George Frost Kennan ’25
Diplomat and two-time Pulitzer Prize-winning author and historian George F. Kennan, who gave the name "containment" to post-World War II foreign policy, died March 17, 2005, at his Princeton home. He was 101.
He was born Feb. 16, 1904, in Milwaukee. Upon college graduation, he entered the foreign service, holding various postings. He was assigned to Berlin at the outbreak of World War II, and was interned for six months after the United States entered the war.
Kennan was appointed ambassador to Moscow in 1952, resigned from the foreign service in 1953, but returned to it in 1961 as ambassador to Yugoslavia.
Identified only as "X," Kennan laid out the general lines of the containment policy in the journal Foreign Affairs in 1947. His article also predicted the collapse of Soviet Communism decades later. "It is clear that the main element of any U.S. policy toward the Soviet Union must be that of a long-term, patient but firm and vigilant containment of Russian expansive tendencies," he wrote.

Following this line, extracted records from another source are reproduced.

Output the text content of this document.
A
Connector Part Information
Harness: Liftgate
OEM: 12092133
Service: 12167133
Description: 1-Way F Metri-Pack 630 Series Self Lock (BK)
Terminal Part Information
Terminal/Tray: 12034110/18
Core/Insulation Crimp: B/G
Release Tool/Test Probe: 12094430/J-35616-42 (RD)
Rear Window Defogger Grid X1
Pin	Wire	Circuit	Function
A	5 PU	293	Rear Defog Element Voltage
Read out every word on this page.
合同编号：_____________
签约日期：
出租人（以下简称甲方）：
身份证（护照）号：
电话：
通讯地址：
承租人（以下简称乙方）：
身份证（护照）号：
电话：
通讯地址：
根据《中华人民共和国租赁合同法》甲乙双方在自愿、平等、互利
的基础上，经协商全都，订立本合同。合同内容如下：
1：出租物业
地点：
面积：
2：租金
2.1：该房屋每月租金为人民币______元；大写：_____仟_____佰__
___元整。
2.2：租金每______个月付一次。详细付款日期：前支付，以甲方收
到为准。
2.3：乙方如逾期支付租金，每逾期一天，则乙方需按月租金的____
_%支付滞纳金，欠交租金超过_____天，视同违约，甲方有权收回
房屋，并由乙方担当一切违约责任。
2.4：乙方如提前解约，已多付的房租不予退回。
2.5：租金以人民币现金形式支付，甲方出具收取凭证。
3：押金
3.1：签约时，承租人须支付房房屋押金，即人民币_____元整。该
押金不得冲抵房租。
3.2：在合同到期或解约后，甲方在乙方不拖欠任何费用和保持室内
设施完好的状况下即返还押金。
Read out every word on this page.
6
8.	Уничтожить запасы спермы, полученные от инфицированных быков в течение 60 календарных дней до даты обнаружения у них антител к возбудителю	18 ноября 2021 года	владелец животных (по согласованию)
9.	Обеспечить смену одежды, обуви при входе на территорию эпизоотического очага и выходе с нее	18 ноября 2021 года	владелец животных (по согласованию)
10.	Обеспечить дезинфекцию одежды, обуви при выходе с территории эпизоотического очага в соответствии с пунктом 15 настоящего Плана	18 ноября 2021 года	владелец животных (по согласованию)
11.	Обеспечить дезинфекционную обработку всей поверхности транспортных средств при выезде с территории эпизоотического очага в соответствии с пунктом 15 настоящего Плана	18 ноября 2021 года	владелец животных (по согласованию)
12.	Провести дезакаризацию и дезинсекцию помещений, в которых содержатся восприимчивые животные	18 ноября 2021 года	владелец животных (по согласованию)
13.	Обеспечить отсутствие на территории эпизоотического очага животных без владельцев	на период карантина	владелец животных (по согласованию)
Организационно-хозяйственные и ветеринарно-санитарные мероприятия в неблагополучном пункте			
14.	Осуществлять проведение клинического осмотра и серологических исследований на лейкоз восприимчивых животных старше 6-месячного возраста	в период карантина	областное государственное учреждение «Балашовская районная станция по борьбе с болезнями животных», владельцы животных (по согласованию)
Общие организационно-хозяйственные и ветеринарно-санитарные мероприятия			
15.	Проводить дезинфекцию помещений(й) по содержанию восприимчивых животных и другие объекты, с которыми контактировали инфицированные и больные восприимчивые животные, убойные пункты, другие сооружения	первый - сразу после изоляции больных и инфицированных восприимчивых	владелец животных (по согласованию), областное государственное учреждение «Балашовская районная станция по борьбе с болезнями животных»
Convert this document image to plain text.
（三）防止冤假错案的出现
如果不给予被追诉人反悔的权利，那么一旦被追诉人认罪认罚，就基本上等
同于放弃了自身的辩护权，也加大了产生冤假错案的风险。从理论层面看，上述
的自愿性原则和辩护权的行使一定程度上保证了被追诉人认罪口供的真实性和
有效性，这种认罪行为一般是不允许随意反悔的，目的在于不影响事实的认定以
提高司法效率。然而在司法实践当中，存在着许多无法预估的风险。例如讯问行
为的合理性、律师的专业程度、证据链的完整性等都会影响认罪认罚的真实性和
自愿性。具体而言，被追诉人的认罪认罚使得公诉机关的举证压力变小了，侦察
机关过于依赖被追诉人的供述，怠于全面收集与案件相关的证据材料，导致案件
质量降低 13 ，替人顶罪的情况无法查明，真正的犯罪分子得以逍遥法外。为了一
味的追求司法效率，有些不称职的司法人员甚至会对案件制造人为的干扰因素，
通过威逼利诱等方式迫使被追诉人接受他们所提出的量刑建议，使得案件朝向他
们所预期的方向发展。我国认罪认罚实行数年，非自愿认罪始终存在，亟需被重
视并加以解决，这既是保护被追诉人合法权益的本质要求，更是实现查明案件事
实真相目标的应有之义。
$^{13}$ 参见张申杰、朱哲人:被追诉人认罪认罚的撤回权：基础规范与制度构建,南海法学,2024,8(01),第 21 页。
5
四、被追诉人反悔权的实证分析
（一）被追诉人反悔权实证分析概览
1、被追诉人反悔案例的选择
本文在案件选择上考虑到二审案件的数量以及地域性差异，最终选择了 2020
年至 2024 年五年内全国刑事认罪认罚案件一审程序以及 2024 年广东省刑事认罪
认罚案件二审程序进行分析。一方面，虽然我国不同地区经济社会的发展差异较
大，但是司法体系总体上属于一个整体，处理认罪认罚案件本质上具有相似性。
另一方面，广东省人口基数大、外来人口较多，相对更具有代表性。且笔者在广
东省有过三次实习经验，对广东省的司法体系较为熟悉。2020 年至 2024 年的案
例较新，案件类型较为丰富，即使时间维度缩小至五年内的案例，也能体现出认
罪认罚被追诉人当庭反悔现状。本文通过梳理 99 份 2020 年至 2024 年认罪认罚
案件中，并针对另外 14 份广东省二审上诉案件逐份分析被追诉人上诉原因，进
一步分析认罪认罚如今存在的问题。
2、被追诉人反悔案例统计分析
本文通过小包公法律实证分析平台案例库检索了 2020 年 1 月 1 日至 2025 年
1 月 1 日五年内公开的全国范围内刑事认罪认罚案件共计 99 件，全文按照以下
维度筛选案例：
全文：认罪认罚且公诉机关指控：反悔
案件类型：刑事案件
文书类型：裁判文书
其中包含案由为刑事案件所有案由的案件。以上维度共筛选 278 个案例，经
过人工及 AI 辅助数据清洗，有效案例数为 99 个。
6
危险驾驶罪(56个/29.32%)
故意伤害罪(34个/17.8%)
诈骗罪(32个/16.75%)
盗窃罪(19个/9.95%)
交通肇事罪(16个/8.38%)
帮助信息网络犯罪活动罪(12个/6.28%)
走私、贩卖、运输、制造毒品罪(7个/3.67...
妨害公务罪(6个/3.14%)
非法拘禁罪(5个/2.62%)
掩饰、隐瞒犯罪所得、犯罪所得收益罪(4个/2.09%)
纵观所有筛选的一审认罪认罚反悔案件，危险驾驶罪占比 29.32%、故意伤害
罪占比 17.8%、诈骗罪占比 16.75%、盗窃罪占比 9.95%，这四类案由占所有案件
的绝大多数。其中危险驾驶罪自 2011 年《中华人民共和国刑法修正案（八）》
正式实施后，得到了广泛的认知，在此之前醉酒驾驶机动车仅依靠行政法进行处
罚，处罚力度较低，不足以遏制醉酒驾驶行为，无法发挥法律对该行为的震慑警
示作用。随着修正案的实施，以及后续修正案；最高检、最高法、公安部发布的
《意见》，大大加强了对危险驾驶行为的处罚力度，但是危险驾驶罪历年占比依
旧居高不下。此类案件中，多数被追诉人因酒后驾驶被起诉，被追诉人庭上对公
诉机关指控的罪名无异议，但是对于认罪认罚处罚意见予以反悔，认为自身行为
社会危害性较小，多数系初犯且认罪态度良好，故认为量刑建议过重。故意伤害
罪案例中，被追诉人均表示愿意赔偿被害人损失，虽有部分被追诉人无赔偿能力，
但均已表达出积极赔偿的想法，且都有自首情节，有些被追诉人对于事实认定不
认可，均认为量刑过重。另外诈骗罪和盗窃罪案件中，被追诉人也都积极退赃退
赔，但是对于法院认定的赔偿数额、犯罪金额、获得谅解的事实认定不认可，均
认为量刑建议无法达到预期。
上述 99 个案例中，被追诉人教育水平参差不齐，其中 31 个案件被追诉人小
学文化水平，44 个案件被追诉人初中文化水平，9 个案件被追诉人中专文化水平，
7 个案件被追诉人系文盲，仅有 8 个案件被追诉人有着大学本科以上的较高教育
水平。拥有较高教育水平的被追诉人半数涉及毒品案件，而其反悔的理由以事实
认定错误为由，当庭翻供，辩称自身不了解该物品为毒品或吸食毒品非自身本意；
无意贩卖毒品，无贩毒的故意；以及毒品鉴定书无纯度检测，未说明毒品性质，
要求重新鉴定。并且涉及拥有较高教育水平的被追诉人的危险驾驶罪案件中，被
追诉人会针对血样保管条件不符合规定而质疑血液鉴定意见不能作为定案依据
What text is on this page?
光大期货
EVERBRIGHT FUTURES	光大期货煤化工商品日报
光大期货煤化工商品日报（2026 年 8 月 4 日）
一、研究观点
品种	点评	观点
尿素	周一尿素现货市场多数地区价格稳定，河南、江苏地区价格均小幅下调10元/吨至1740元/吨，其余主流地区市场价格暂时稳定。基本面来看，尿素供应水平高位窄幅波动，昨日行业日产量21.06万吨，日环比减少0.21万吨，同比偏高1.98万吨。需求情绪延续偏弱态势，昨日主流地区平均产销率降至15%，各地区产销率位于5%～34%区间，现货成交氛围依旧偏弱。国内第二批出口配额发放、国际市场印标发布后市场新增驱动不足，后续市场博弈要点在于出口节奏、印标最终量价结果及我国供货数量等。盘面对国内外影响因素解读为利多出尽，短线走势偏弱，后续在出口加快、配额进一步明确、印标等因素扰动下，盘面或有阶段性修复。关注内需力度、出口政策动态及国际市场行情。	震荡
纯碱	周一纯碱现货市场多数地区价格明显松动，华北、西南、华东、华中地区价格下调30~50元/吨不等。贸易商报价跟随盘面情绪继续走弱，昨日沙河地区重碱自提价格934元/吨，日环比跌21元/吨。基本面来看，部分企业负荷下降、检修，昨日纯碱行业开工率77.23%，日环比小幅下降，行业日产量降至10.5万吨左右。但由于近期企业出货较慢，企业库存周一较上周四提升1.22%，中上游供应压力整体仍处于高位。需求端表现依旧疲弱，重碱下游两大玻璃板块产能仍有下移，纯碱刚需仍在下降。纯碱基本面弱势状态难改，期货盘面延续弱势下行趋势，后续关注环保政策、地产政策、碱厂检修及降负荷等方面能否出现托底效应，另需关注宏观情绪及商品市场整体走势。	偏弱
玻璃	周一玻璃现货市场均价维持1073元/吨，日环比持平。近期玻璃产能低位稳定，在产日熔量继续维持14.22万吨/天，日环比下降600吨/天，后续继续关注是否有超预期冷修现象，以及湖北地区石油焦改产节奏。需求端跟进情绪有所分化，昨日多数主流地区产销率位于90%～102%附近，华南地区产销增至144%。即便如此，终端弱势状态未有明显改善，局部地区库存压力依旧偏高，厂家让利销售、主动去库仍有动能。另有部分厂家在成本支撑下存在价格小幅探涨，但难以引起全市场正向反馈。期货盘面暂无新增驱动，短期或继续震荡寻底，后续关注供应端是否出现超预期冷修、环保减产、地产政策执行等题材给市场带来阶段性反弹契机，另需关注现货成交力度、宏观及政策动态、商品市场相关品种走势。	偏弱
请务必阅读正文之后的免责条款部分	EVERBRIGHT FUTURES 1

Last year Princeton held a conference honoring Kennan's career. "International relations consists of fractured story lines and fleeting images, and George Kennan had a remarkable gift for seeing the very weave of history before him," former Secretary of State Colin Powell said.
Kennan received the Presidential Medal of Freedom, the Albert Einstein Peace Prize, the German Book Trade Peace Prize, and the Gold Medal in History from the American Academy and Institute of Arts and Letters.
He is survived by his wife, Annelise Sorenson Kennan; daughters Wendy, Grace K. Warnecke, and Joan K. Griggs; and a son, Christopher J.